Aux Etats-Unis, les étudiants ne veulent pas payer le prix fort pour des cours en ligne titre ainsi Le Monde relevant que des « poursuites en justice ont été engagées contre 26 établissements pour obtenir un remboursement partiel des frais d’inscription et des dépenses de pensionnat ». Pour l’heure, « considérant que leurs diplômes conservent toute leur valeur, les universités refusent de rembourser même partiellement les frais d’inscription. Beaucoup se contentent de reverser aux familles une partie des dépenses pour les chambres et la restauration ». Will lawsuits for tuition refunds succeed? It depends, experts say résume le site Education Dive.
- Voir la plainte déposée contre New York University https://assets.documentcloud.org/documents/6891688/Rynasko-et-al-v-New-York-University.pdf
A distance ça marche !
Le BNEI (Bureau national des élèves Ingénieurs) a sondé plus de 11 000 étudiants répartis dans 165 écoles, sur les conséquences de la crise du Covid-19. Il ressort notamment de leur étude que seulement 14,3% ont suivi l’intégralité de leurs cours et 55% en « grande partie ». Parmi les quelques 9,6% qui n’ont suivi leurs cours que « parfois » c’est à 42% par « manque de motivation ». Par ailleurs si plus de 72% ont accès à l’ensemble des logiciels à distance, 22% n’ont accès qu’à une partie et que près de 6% en manquent beaucoup. Pour autant ils sont plus de 57% à estimer que « l’enseignement à distance est différent mais pas plus dur ».
Un enseignement à distance certes opérationnel mais dont les conditions sont loin d’être optimales. « Il faut aussi être conscient que les cours à distance tels que nous les délivrons maintenant sont des modalités exceptionnelles de crise. Ce n’est pas ce type de distanciel que nous pratiquons dans d’autres cadres », remarque le vice dean de Skema BS, Patrice Houdayer dont les équipes se réunissent chaque semaine afin de se « réinventer et de faire en sorte que tout soit prêt pour la rentrée, et ce, dès le mois de juillet ».

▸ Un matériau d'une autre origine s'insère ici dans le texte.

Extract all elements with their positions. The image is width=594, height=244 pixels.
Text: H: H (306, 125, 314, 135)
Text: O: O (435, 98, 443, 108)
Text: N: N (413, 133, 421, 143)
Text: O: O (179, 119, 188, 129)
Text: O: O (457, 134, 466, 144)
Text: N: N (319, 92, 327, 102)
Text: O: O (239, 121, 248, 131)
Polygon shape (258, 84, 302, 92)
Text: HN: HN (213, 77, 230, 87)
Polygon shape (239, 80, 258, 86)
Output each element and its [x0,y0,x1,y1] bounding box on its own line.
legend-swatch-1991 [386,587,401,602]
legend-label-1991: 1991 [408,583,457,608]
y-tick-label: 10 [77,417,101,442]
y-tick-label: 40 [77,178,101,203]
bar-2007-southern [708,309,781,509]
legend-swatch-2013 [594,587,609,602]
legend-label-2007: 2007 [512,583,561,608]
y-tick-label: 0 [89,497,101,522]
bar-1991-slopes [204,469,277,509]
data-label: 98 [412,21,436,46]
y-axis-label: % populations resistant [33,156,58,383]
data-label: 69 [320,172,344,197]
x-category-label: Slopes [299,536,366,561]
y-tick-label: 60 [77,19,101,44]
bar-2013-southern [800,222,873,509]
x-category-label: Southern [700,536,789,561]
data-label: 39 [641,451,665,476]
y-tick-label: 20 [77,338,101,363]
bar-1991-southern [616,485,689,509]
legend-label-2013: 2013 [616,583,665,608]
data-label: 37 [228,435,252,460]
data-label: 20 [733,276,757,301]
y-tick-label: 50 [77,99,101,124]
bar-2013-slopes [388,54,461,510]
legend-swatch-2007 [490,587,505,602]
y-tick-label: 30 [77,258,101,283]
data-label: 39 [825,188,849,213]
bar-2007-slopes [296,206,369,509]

Pour autant 72 % des enseignants-chercheurs interrogés par News Tank et Adoc Mètis dans l’étude Confinement : comment les E-C découvrent la formation à distance et s’adaptent (accès libre) se disent satisfaits par les outils numériques mis à disposition par leur établissement. Un chiffre d’autant plus signifiant que les deux tiers des enseignants interrogés n’avaient jamais utilisé le distanciel. « Les outils existent, les universités en disposent, mais ils ne sont pas ou peu utilisés. Ils sont sous-investis, soit par le manque d’appétence des enseignants-chercheurs, soit encore par l’impression de ne pas pouvoir transposer les spécificités de sa propre discipline à distance, soit encore parce qu’ils n’en percevaient pas l’opportunité et la plus-value ou qu’ils se sentaient en déficit de compétence concernant leur usage », commente Hugo Gaillard, enseignant-chercheur à Le Mans Université quand le directeur général d’Audencia BS, Christophe Germain, remarque : « Nous avons progressé quatre fois plus vite qu’en période normale. Là où il existait des réticences vis à vis de l’enseignement à distance elles se sont tues. »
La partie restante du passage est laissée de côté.